Stefano is a hoodlum who works for a gambler and “operator,” presumably of criminal enterprises, Whit Sterling (Kirk Douglas). Bailey/Markham had also worked for Sterling in the past, but there are clear indications that the parting was not a friendly one, and presumably has something to do with the fact that Markham has changed his name. Stefano seems friendly but there’s an undertone of menace in the conversation, not least as a result of the fact that Stefano has found Jeff at all. (How this came about is never quite explained.) Sterling wants to hire Jeff again. He agrees to meet with Stirling in Lake Tahoe the next morning. We assume there is an implied threat here, that Jeff was hiding from Sterling, and that now that he’s been found must deal with the situation.
The next scene takes place at night, and from this point the film gets literally and figuratively darker. Jeff asks Ann to accompany him on the all-night drive to Tahoe (only 78 miles according to the signpost in that opening scene, but maybe the mountain roads made for slow going). He wants to tell her the truth about his past.
Night drive to Tahoe.
In a lengthy flashback we learn of his previous life as a private detective hired by Sterling to locate Kathie Moffat (Greer), the girlfriend who had shot him and stolen $40,000.
I’ll stop the plot summary at this point. I’ve gone into this detail, and included these stills, in an effort to communicate how well-crafted the movie is. The story gets pretty complicated from here on, and I won’t be giving anything away if I tell you it's not a light-hearted one.
If you want to see a clip, go here. I didn't include it here because it goes further in the story than I wanted to, although it's not a major spoiler.
Kirk Douglas gives an excellent performance as Sterling—affable, smooth, and ruthless.
There's something crocodilian about that grin.
Sterling is involved with miscellaneous other shady types, including Rhonda Fleming as a femme at least as fatale as Kathie.
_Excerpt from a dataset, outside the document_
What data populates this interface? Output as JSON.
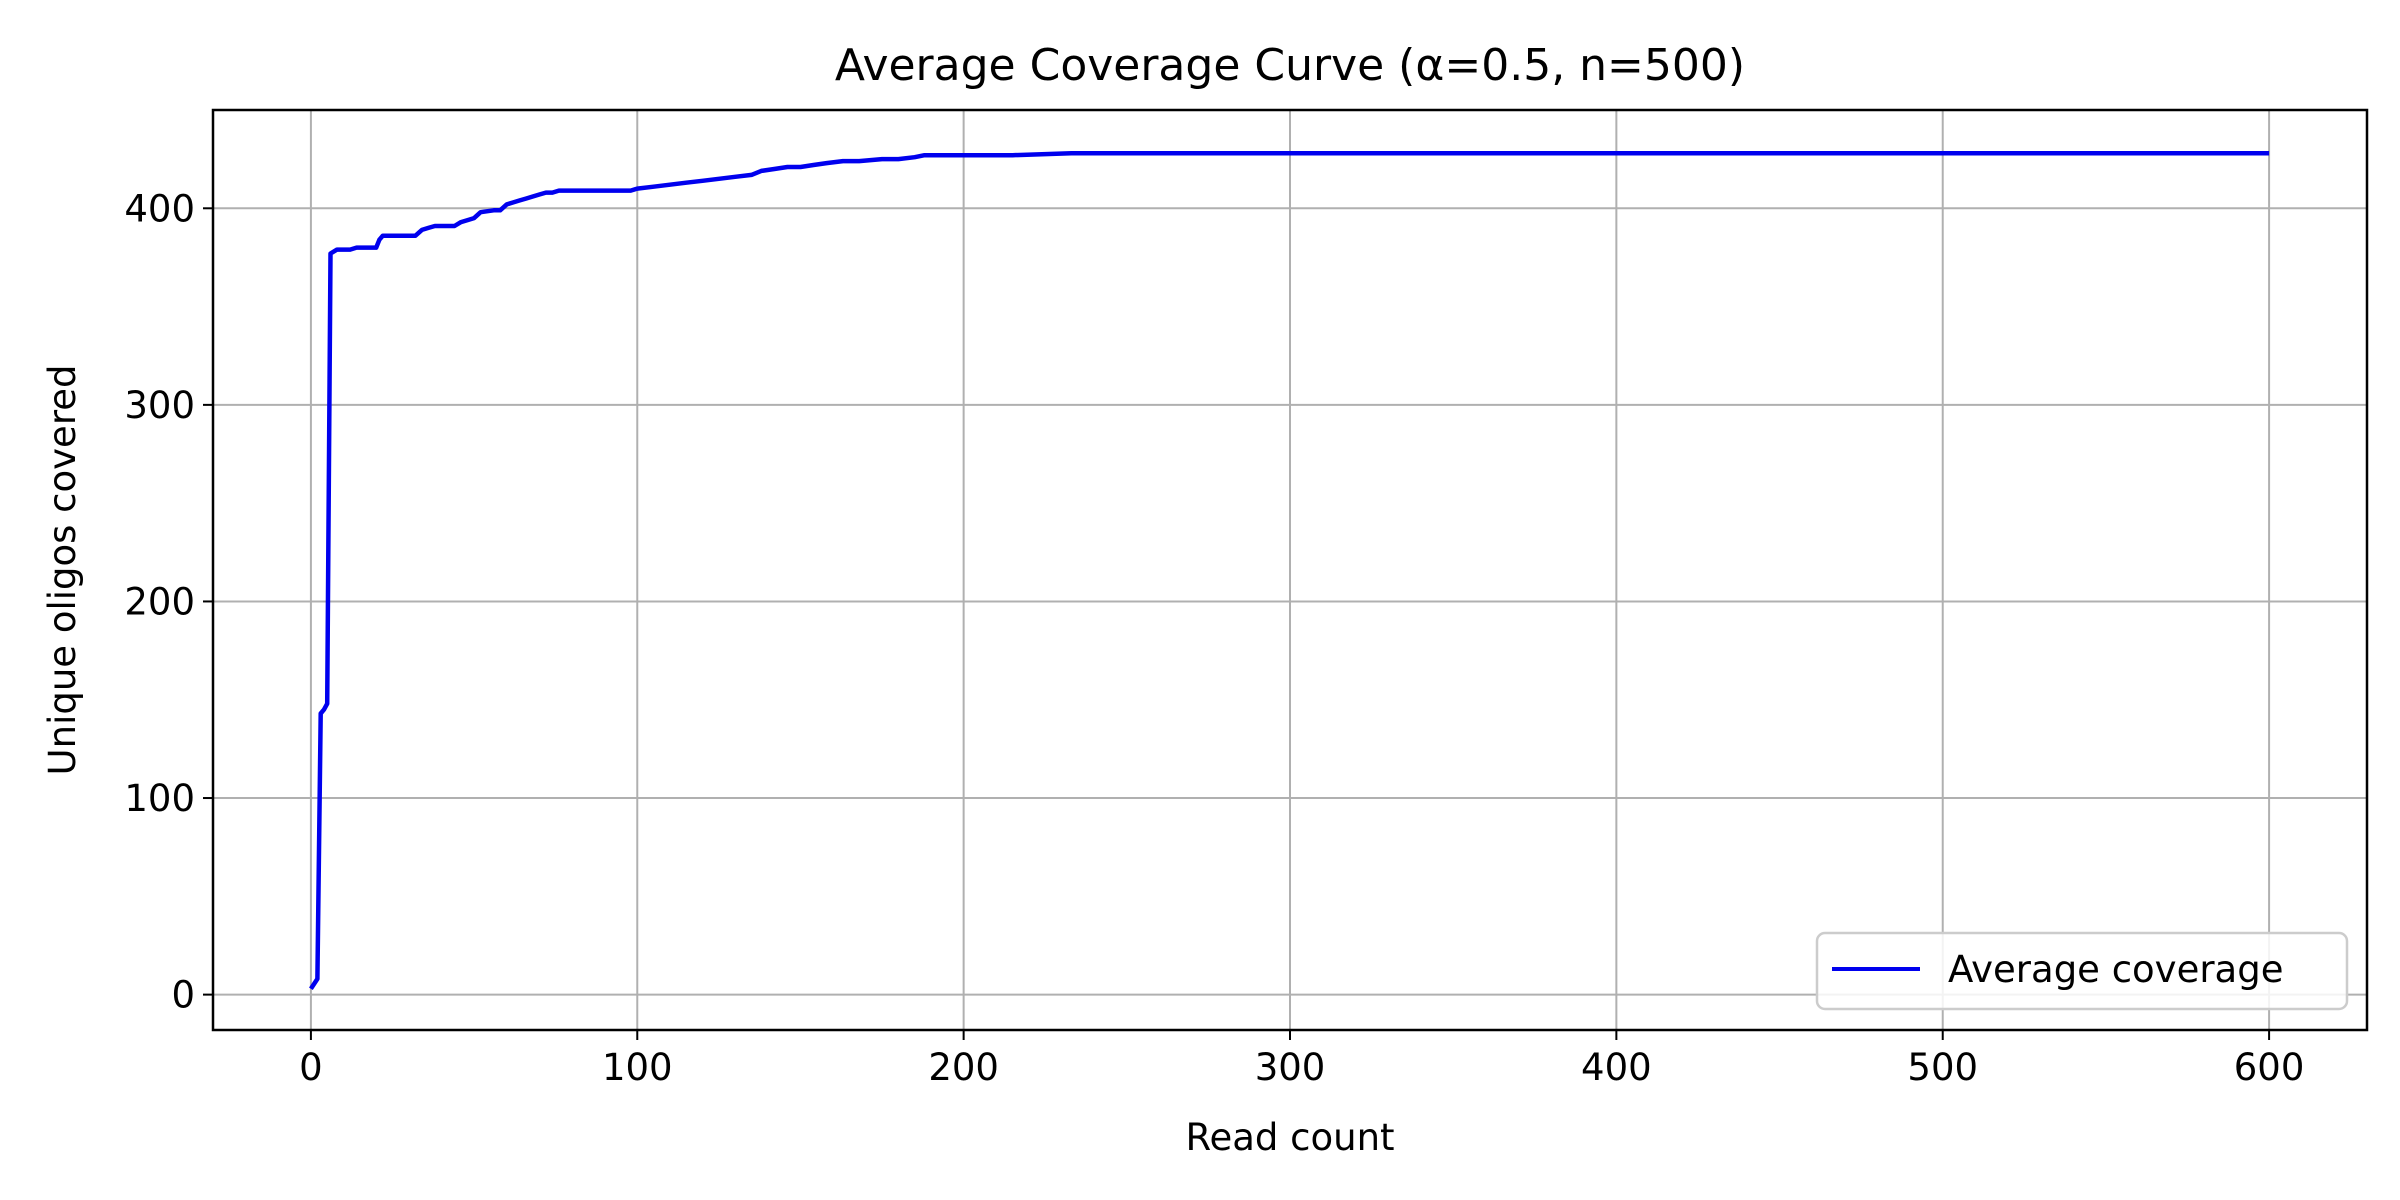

The most potent thing about Kathie for me is that she taps something in men—or at least in this man—which makes us, against all evidence, suppose that a really beautiful woman is also good. (There is a great riff about this in one of John Le Carre's books, but I'm not sure which one.) Ann is perhaps a bit too sweet; I learn from poking around on the internet that Virginia Huston was somewhat typecast as the good girl in this sort of film, and you can see why.
The kid is a poignant figure. At the end of the movie we are back with him in Bridgeport. It's another bright day, but things have changed. There's an ambiguous bit at the end which fans of the film don't seem to be entirely agreed upon. Roger Ebert thinks it's just ambiguous, and I tend to agree.
I like this movie so much that I may buy a copy. That's very high praise for me, as I own fewer than a couple of dozen movies, and a lot of those are Bergman. If there's a noir film that you think is better, please let me know. And of course if you like the genre and haven't seen Out of the Past, do so at your earliest convenience.
—Mac is the proprietor of this blog.